Peut-être de telles interrogations paraîtront-elles oiseuses, puisqu’on peut assurément reprocher à l’auteur d’avoir suggéré sa paternité, sinon par action, du moins par omission. À une époque où il retravaillait certains de ses propres travaux en vue de leur publication, il n’a apporté aucun démenti public à l’affirmation publiée par Ivanov, et ses conversations privées ont alimenté la thèse du pseudonymat, par leur ambiguïté tout au moins. Mais comme le demande Todorov, « faut-il ignorer cette différence de statut entre parole publique (et écriture) et parole privée ? »20 Il convient aussi de rappeler qu’il était, à l’époque, sérieusement malade, tout comme sa femme (celle-ci mourut en 1971, Bakhtine lui-même en 1975), ce qui peut expliquer, sinon justifier, qu’il n’ait pas publiquement clarifié ce point. Enfin et surtout, il faut rappeler à quel point le silence et l’ambiguïté sont répandus en contexte totalitaire. Bronckart et Bota expriment leur mépris envers ceux qui invoquent cet argument, le jugeant trop indulgent envers Bakhtine21 ; ils semblent oublier que ces réflexes sont partagés par des populations entières, qu’ils résultent de pressions puissantes et continues, et que les individus ne s’en défont plus même lorsque le danger semble passé. Les échanges entre citoyens des deux « blocs » butent fréquemment sur ce malentendu fondamental, les uns s’étonnant bruyamment de ne pouvoir obtenir des autres une prise de position claire, aussi bien sur des points mineurs que sur des questions plus importantes.

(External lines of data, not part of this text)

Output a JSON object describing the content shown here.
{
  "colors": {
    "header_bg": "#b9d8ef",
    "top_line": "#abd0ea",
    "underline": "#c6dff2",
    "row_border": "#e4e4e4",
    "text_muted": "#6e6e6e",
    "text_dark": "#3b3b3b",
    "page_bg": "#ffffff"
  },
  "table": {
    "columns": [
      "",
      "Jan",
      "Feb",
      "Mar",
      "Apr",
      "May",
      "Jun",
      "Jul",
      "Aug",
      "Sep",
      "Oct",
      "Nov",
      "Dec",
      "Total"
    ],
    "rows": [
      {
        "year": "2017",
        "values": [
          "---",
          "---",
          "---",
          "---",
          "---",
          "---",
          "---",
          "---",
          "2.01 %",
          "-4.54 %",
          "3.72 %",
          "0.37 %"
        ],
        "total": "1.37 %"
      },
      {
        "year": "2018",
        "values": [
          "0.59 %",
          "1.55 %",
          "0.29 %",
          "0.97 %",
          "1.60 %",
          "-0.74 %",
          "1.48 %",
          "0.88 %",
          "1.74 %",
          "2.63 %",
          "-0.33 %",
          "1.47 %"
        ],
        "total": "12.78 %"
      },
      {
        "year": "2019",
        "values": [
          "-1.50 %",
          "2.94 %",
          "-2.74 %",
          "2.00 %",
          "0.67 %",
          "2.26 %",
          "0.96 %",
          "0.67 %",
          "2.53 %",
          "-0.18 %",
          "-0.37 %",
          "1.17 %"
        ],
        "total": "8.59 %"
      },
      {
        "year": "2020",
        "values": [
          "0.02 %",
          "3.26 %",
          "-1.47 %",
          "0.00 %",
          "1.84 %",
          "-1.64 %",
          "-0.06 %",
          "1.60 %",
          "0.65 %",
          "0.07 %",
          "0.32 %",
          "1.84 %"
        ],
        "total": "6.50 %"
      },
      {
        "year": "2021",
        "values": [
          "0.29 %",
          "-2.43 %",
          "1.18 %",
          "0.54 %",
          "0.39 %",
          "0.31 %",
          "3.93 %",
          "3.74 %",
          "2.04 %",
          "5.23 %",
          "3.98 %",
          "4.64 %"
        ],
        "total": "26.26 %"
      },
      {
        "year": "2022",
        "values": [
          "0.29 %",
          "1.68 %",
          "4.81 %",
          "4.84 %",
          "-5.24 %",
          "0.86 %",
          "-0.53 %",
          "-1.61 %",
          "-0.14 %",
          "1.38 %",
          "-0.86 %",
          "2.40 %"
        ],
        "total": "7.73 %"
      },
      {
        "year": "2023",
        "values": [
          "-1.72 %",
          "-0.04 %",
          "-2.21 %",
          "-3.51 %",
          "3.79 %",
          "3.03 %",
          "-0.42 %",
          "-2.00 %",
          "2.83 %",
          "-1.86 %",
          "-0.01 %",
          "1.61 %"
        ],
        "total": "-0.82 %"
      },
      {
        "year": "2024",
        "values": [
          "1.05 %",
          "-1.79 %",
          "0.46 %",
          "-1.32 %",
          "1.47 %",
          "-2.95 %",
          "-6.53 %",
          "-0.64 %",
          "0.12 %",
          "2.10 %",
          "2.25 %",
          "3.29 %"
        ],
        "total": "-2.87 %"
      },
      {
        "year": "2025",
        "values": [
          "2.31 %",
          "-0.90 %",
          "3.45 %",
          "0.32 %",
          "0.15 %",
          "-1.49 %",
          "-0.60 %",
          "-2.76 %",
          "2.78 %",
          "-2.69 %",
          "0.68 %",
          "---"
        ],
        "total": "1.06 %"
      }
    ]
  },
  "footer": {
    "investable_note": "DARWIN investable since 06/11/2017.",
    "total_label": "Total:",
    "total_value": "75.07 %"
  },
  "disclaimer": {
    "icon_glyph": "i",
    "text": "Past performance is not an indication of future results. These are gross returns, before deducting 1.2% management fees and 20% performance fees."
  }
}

Les différentes sources (y compris l’ouvrage de Bronckart et Bota lui-même22) donnent de Bakhtine l’image d’un individu extrêmement réticent à se mettre en lumière, réticent même à publier ses travaux, ce que l’on s’explique sans difficulté, vu le risque que pouvait faire courir la moindre publication. Contrairement à Medvedev, qui a eu le courage de prendre position sur des questions risquées, Bakhtine semble avoir fait preuve d’une extrême prudence. Il paraît d’autant moins vraisemblable qu’il ait cherché activement à s’approprier les travaux de proches assassinés23.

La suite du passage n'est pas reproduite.